Charlie Hebdo : 10 ans après, que reste-t-il de l'esprit "Je suis Charlie" dans la classe politique ?

Il y a dix ans, le 7 janvier 2015, Charlie-Hebdo était décimé par un attentat qui suscita une vague d’émotion inédite et un cri de ralliement qui fit descendre dans la rue un pays uni : "Je suis Charlie".
Article rédigé par Renaud Dély
Radio France
Publié
Temps de lecture : 2min
Une peinture de l'artiste Christian Guemy, connu sous le nom de C215, en hommage aux membres du journal Charlie Hebdo qui ont été tués par des terroristes en janvier 2015. Photo prise le 7 janvier 2019 à Paris. (STEPHANE DE SAKUTIN / AFP)

Le 11 janvier, des millions de personnes défilaient derrière ce mot d’ordre synonyme de défense de la liberté d’expression, garante de toutes nos autres libertés, et donc de la démocratie. Les plus gros cortèges depuis la Libération. Des manifestants de tous horizons en hommage aux membres de la rédaction, Charb, Cabu, Wolinski, et les autres, assassinés pour des dessins, mais aussi aux policiers et aux Français juifs de l’Hypercacher, eux aussi victimes de la barbarie islamiste.
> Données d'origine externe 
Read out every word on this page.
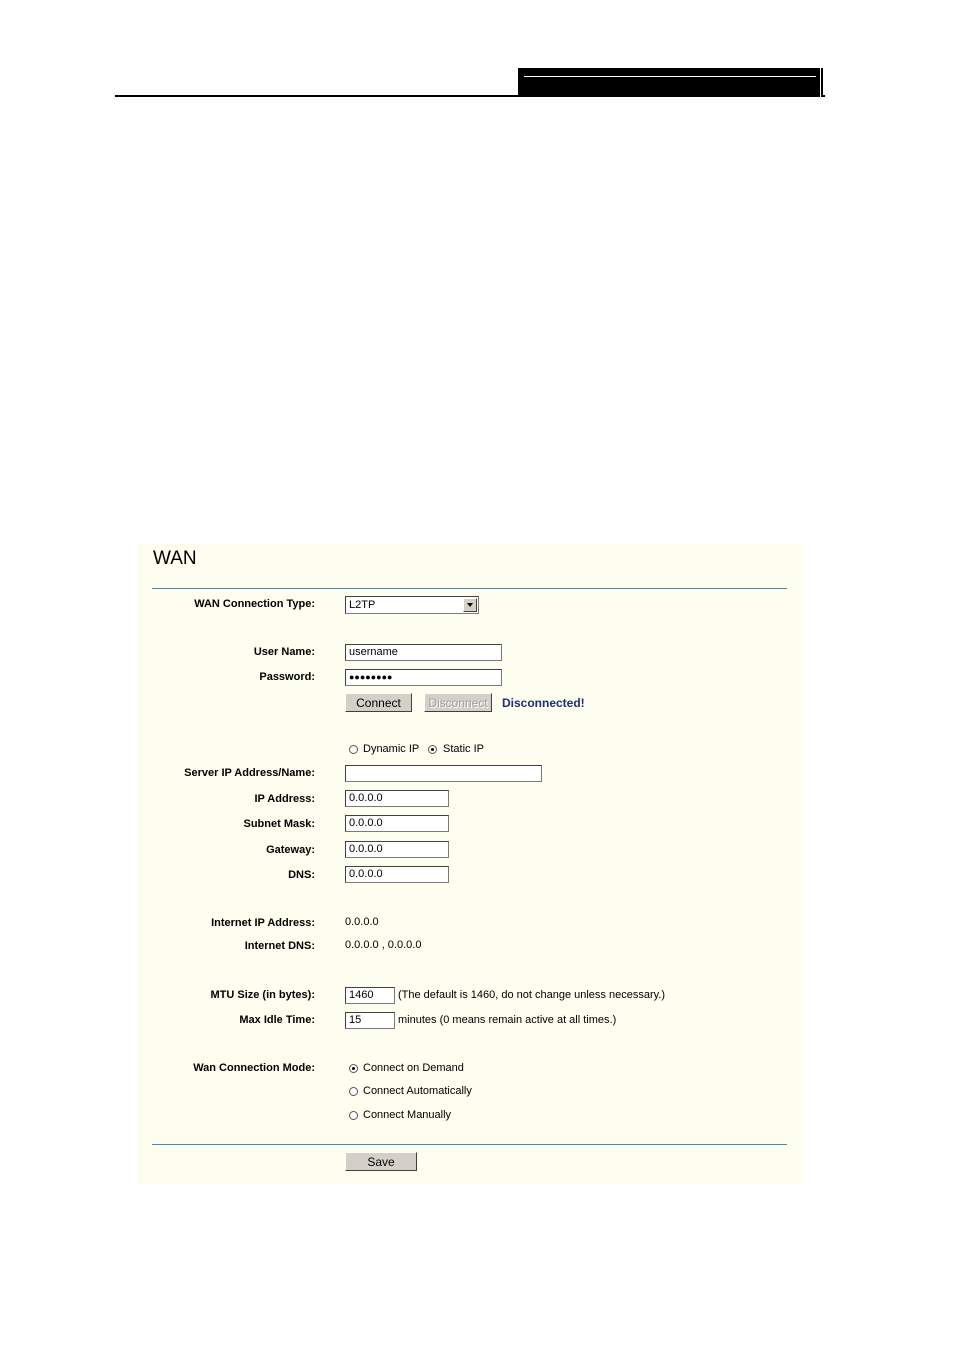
WAN
WAN Connection Type:	L2TP
User Name:	username
Password:	●●●●●●●●
Connect	Disconnect	Disconnected!
Dynamic IP Static IP
Server IP Address/Name:
IP Address:	0.0.0.0
Subnet Mask:	0.0.0.0
Gateway:	0.0.0.0
DNS:	0.0.0.0
Internet IP Address:	0.0.0.0
Internet DNS:	0.0.0.0 , 0.0.0.0
MTU Size (in bytes):	1460	(The default is 1460, do not change unless necessary.)
Max Idle Time:	15	minutes (0 means remain active at all times.)
Wan Connection Mode:	Connect on Demand
Connect Automatically
Connect Manually
Save
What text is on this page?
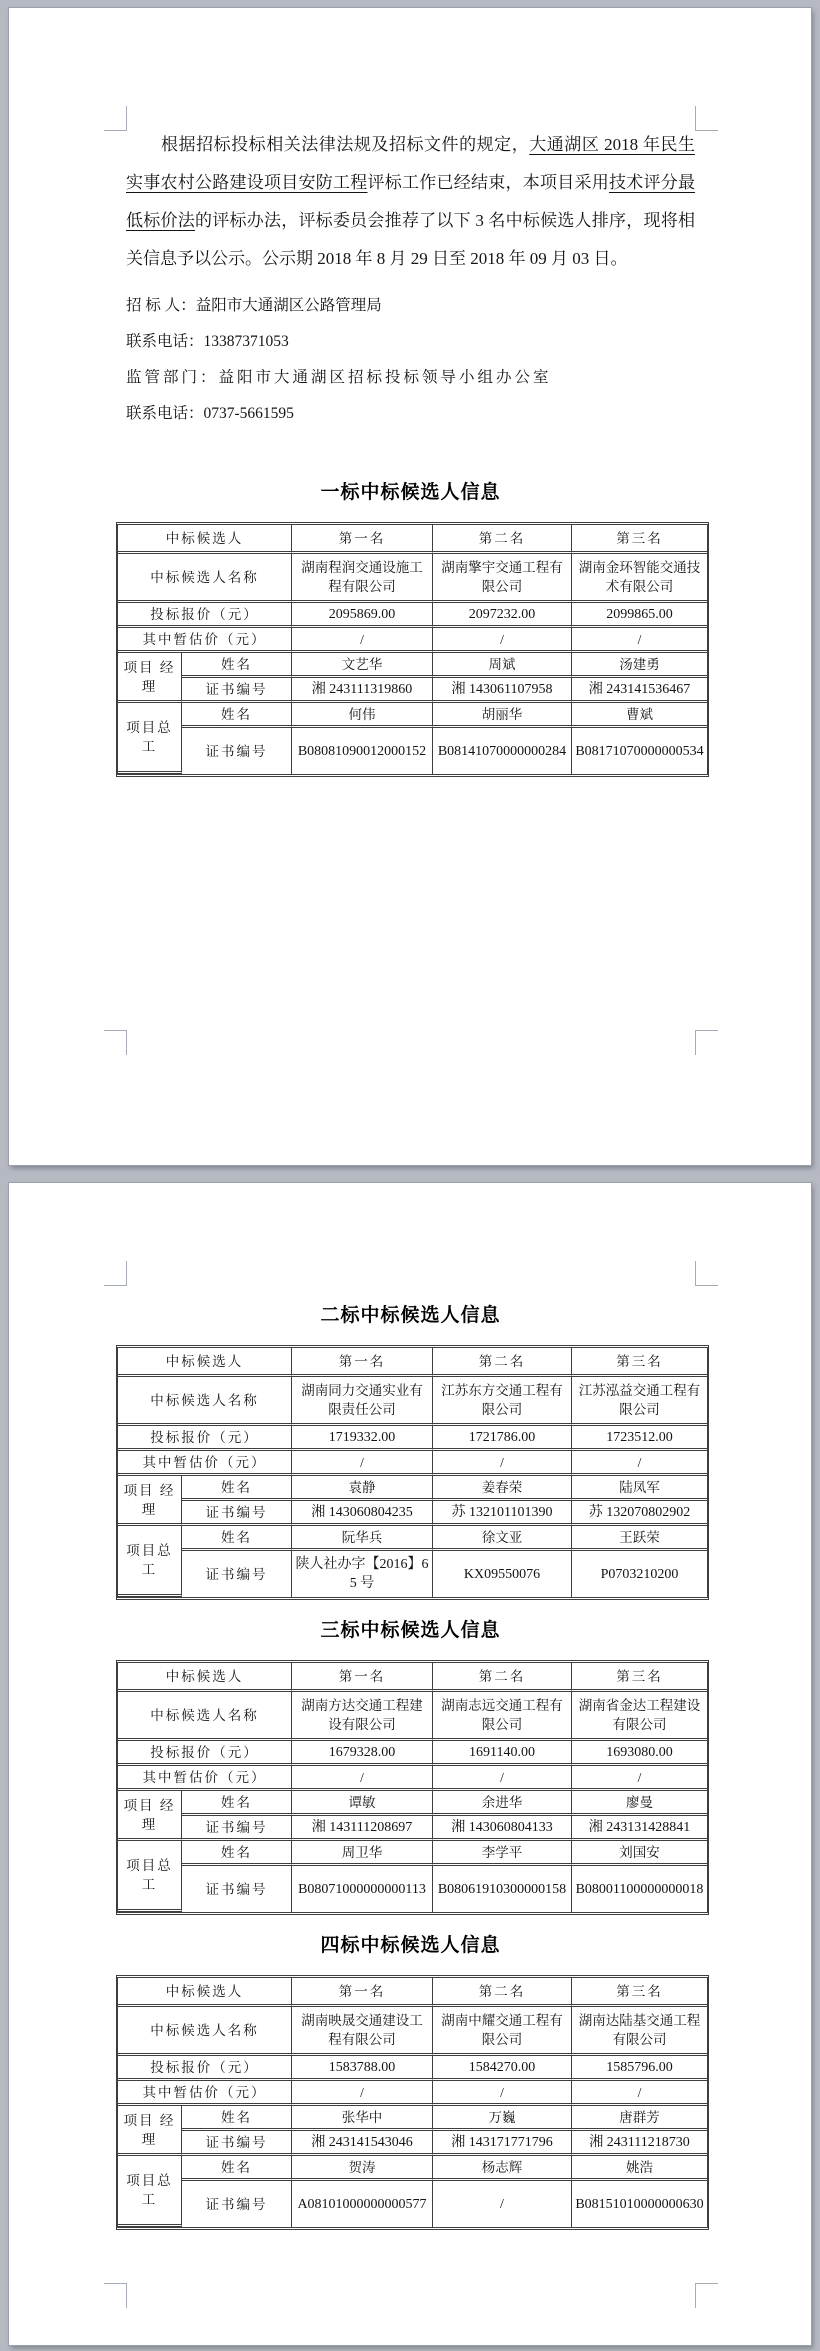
根据招标投标相关法律法规及招标文件的规定，大通湖区 2018 年民生实事农村公路建设项目安防工程评标工作已经结束，本项目采用技术评分最低标价法的评标办法，评标委员会推荐了以下 3 名中标候选人排序，现将相关信息予以公示。公示期 2018 年 8 月 29 日至 2018 年 09 月 03 日。

招 标 人：益阳市大通湖区公路管理局
联系电话：13387371053
监管部门：益阳市大通湖区招标投标领导小组办公室
联系电话：0737-5661595
一标中标候选人信息
中标候选人		第一名	第二名	第三名
中标候选人名称		湖南程润交通设施工程有限公司	湖南擎宇交通工程有限公司	湖南金环智能交通技术有限公司
投标报价（元）		2095869.00	2097232.00	2099865.00
其中暂估价（元）		/	/	/
项目 经理	姓名	文艺华	周斌	汤建勇
	证书编号	湘 243111319860	湘 143061107958	湘 243141536467
项目总 工	姓名	何伟	胡丽华	曹斌
	证书编号	B08081090012000152	B08141070000000284	B08171070000000534
二标中标候选人信息
中标候选人		第一名	第二名	第三名
中标候选人名称		湖南同力交通实业有限责任公司	江苏东方交通工程有限公司	江苏泓益交通工程有限公司
投标报价（元）		1719332.00	1721786.00	1723512.00
其中暂估价（元）		/	/	/
项目 经理	姓名	袁静	姜春荣	陆凤军
	证书编号	湘 143060804235	苏 132101101390	苏 132070802902
项目总 工	姓名	阮华兵	徐文亚	王跃荣
	证书编号	陕人社办字【2016】65 号	KX09550076	P0703210200
三标中标候选人信息
中标候选人		第一名	第二名	第三名
中标候选人名称		湖南方达交通工程建设有限公司	湖南志远交通工程有限公司	湖南省金达工程建设有限公司
投标报价（元）		1679328.00	1691140.00	1693080.00
其中暂估价（元）		/	/	/
项目 经理	姓名	谭敏	余进华	廖曼
	证书编号	湘 143111208697	湘 143060804133	湘 243131428841
项目总 工	姓名	周卫华	李学平	刘国安
	证书编号	B08071000000000113	B08061910300000158	B08001100000000018
四标中标候选人信息
中标候选人		第一名	第二名	第三名
中标候选人名称		湖南映晟交通建设工程有限公司	湖南中耀交通工程有限公司	湖南达陆基交通工程有限公司
投标报价（元）		1583788.00	1584270.00	1585796.00
其中暂估价（元）		/	/	/
项目 经理	姓名	张华中	万巍	唐群芳
	证书编号	湘 243141543046	湘 143171771796	湘 243111218730
项目总 工	姓名	贺涛	杨志辉	姚浩
	证书编号	A08101000000000577	/	B08151010000000630
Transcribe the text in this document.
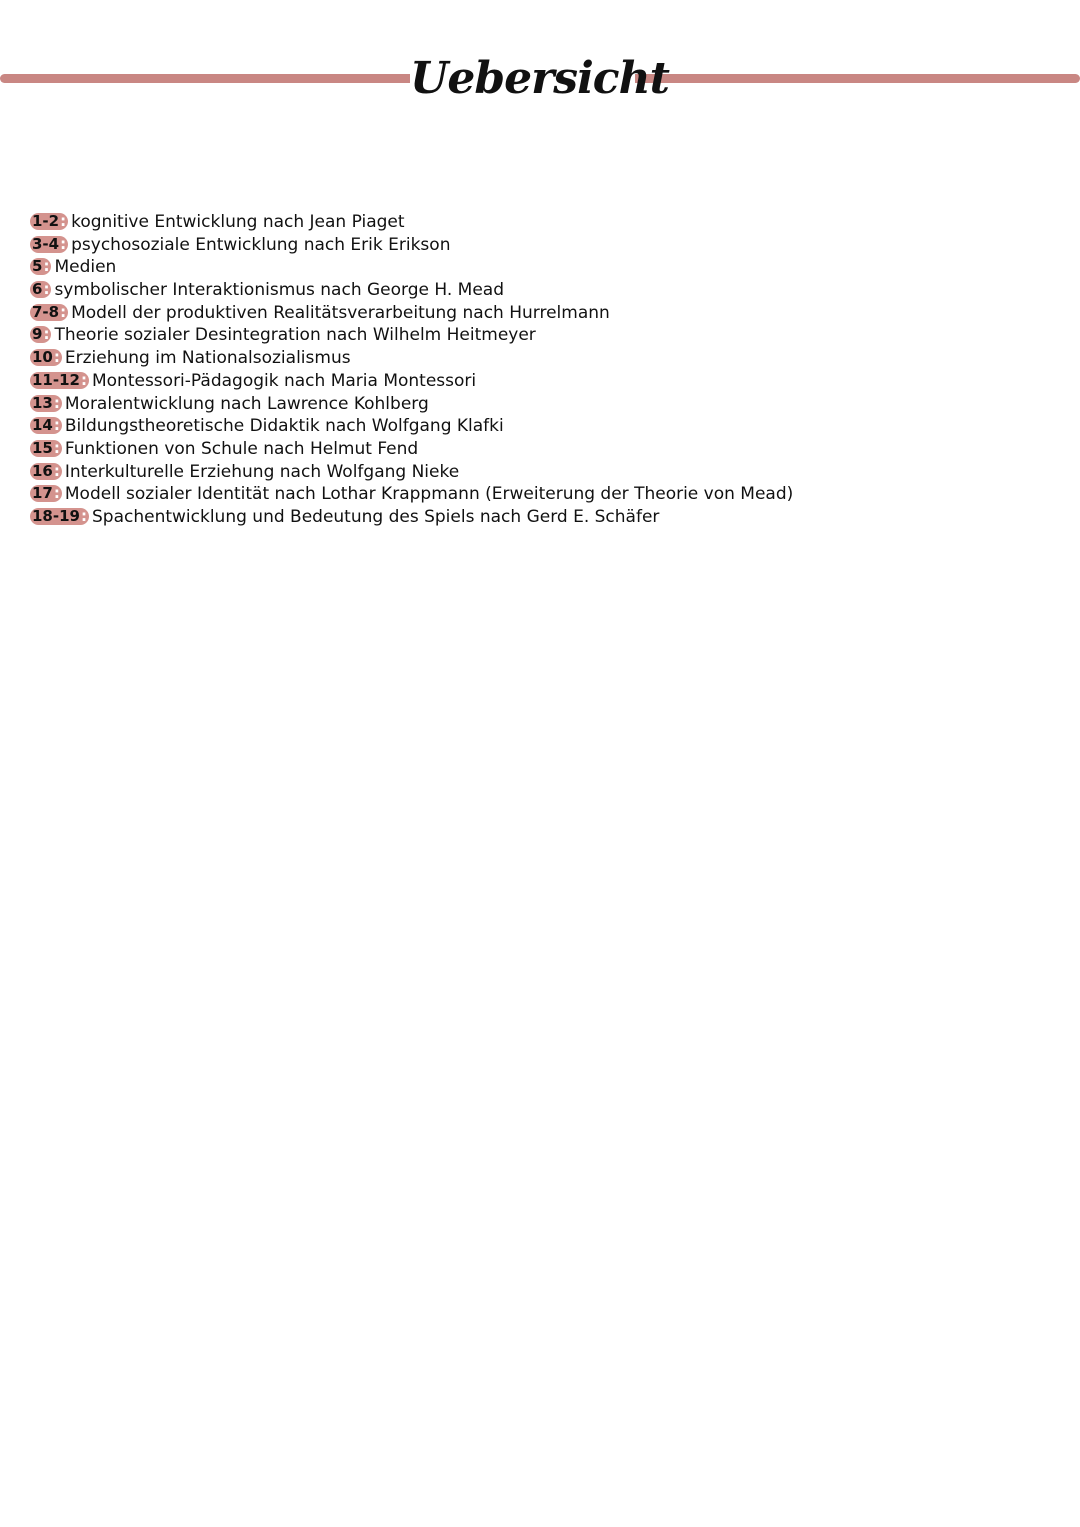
Uebersicht
1-2 : kognitive Entwicklung nach Jean Piaget
3-4 : psychosoziale Entwicklung nach Erik Erikson
5 : Medien
6 : symbolischer Interaktionismus nach George H. Mead
7-8 : Modell der produktiven Realitätsverarbeitung nach Hurrelmann
9 : Theorie sozialer Desintegration nach Wilhelm Heitmeyer
10 : Erziehung im Nationalsozialismus
11-12 : Montessori-Pädagogik nach Maria Montessori
13 : Moralentwicklung nach Lawrence Kohlberg
14 : Bildungstheoretische Didaktik nach Wolfgang Klafki
15 : Funktionen von Schule nach Helmut Fend
16 : Interkulturelle Erziehung nach Wolfgang Nieke
17 : Modell sozialer Identität nach Lothar Krappmann (Erweiterung der Theorie von Mead)
18-19 : Spachentwicklung und Bedeutung des Spiels nach Gerd E. Schäfer
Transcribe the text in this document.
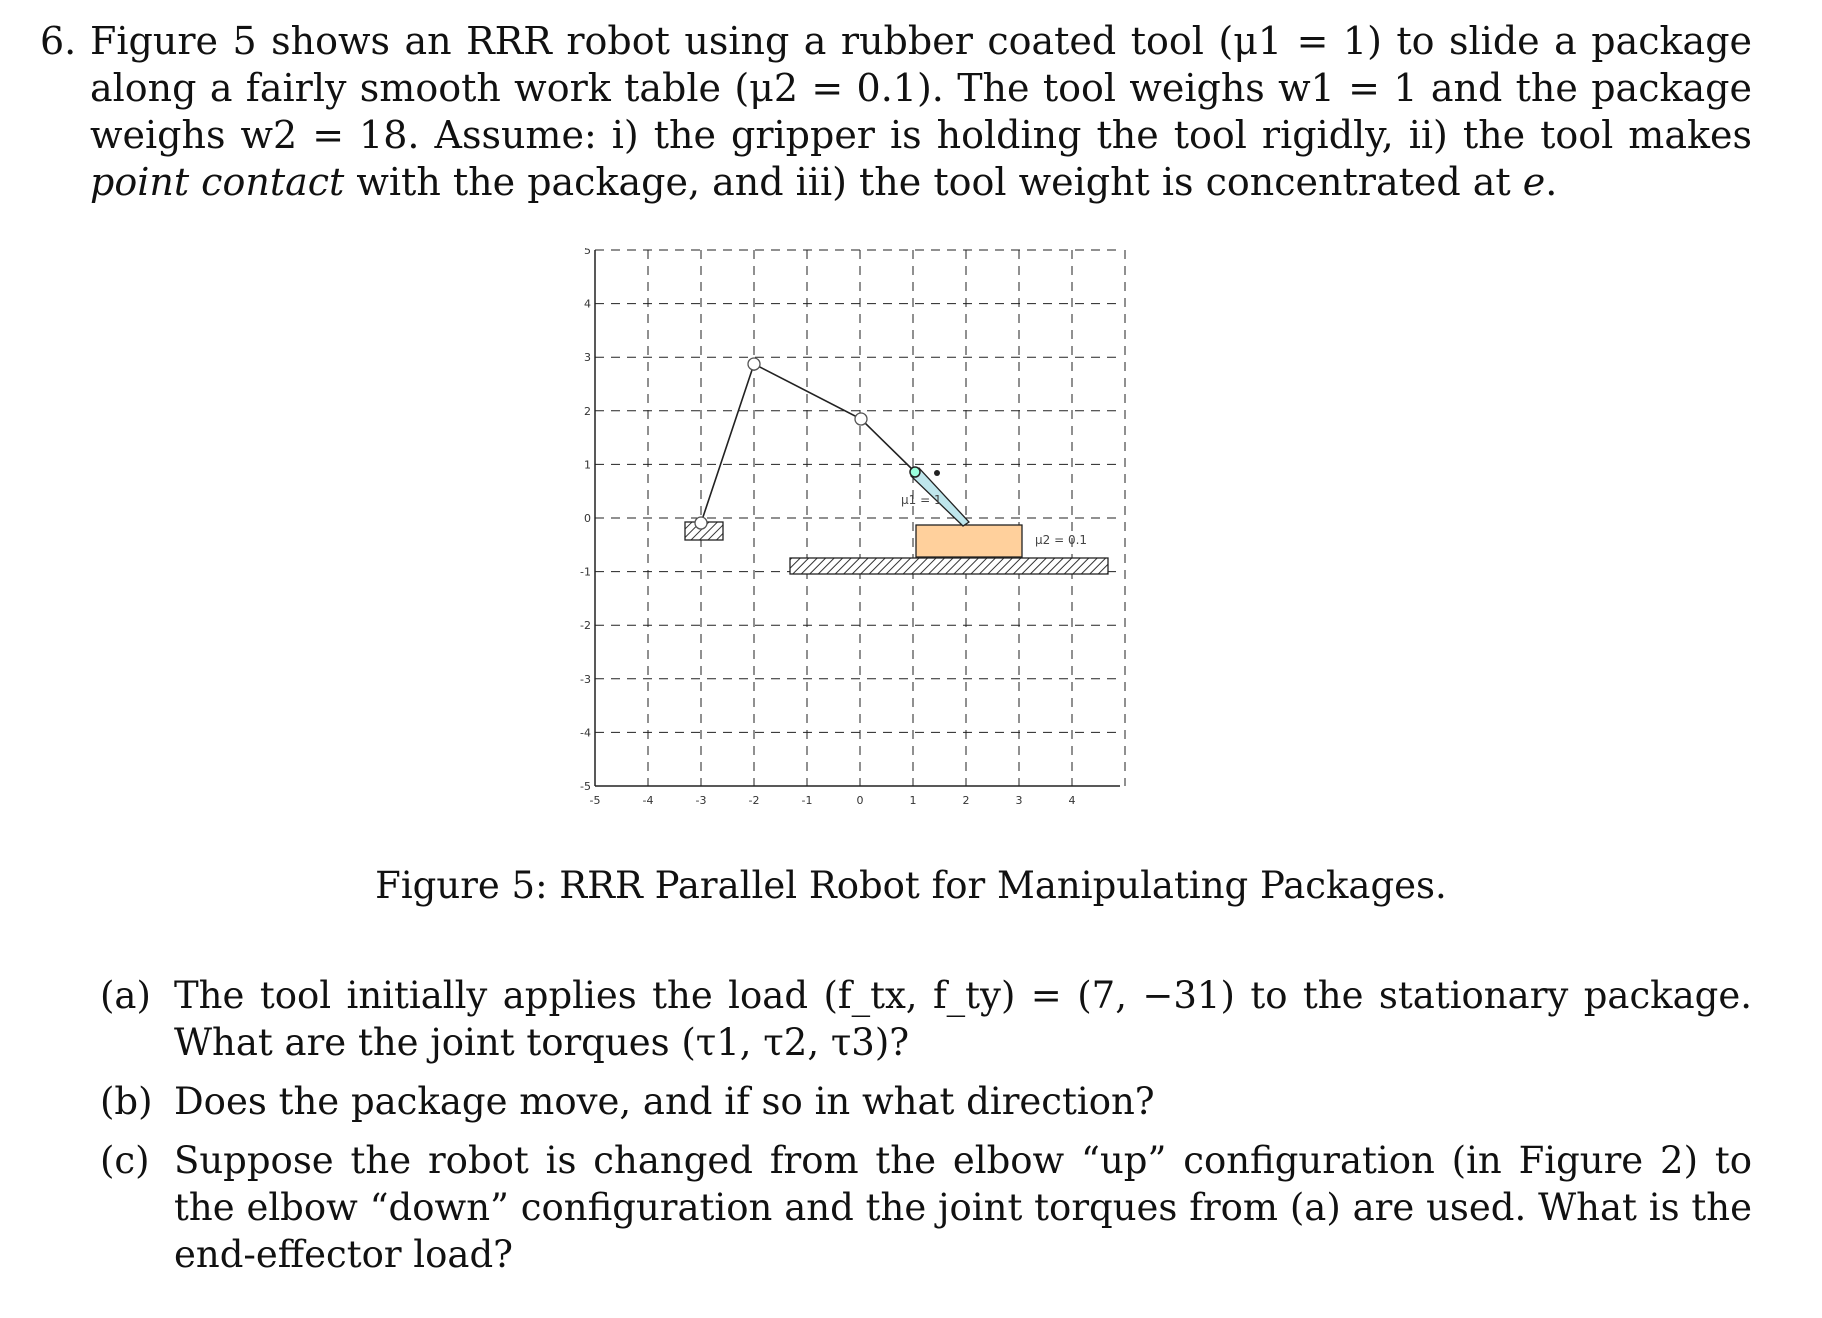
6. Figure 5 shows an RRR robot using a rubber coated tool (μ1 = 1) to slide a package along a fairly smooth work table (μ2 = 0.1). The tool weighs w1 = 1 and the package weighs w2 = 18. Assume: i) the gripper is holding the tool rigidly, ii) the tool makes point contact with the package, and iii) the tool weight is concentrated at e.
-5	-4	-3	-2	-1	0	1	2	3	4
5
4
3
2
1
0
-1
-2
-3
-4
-5
μ1 = 1
μ2 = 0.1
Figure 5: RRR Parallel Robot for Manipulating Packages.
(a) The tool initially applies the load (f_tx, f_ty) = (7, −31) to the stationary package. What are the joint torques (τ1, τ2, τ3)?
(b) Does the package move, and if so in what direction?
(c) Suppose the robot is changed from the elbow “up” configuration (in Figure 2) to the elbow “down” configuration and the joint torques from (a) are used. What is the end-effector load?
Une émotion planétaire avec des dizaines de chefs d’Etat réunis à Paris. "L'esprit Charlie" semblait invincible, immortel, "increvable" pour reprendre le titre de l’hebdomadaire cette semaine.

Que reste-t-il de l'esprit Charlie ?

Il s’est en bonne partie "dilué", selon l’ancien président François Hollande. Le pays s’est fracturé de nouveau, morcelé, "archipellisé", selon l’analyse du politologue Jérôme Fourquet. Et toute une partie de la gauche a renié l’idéal laïque qu’elle avait engendré. En janvier 2015, Jean-Luc Mélenchon rendait un vibrant hommage à son ami Charb lors de ses obsèques : "Merci camarade ! Tu as été assassiné par nos plus anciens, nos plus constants, nos plus cruels ennemis, fanatiques religieux et crétins sanglants ! "

Il faut réécouter ce si beau discours pour mesurer le chemin parcouru. À l’époque, l’Insoumis récusait "avec la plus grande force" disait-il, le terme d’"islamophobie" au nom du droit à critiquer toutes les religions, l’islam comme les autres. Dès l’automne 2019, il manifestait "contre l’islamophobie" derrière un collectif dissous après l’assassinat de Samuel Paty. Jadis "bouffeur de curés", l’étiquette des anticléricaux sous la IIIe République, Jean-Luc Mélenchon est désormais tout miel avec les imams et les Insoumis ont abandonné l’universalisme pour draguer l’électorat musulman, un communautarisme qui attise en retour l’hystérie identitaire qui fait le succès du Rassemblement national.

La société française résiste

L’ignorance et la peur gagnent du terrain, une bonne partie des jeunes générations peine à comprendre que la laïcité n’est pas un glaive hostile aux musulmans, mais un bouclier pour tous les citoyens. Plus de la moitié des enseignants admettent s’autocensurer dans leurs cours. Mais malgré les vagues d’attentats islamistes, le pays a tenu et il continue de refuser de se livrer, corps et âme, à l’extrême droite. Pas au nom du Père ou du fils, mais au nom du "Saint-Esprit Charlie".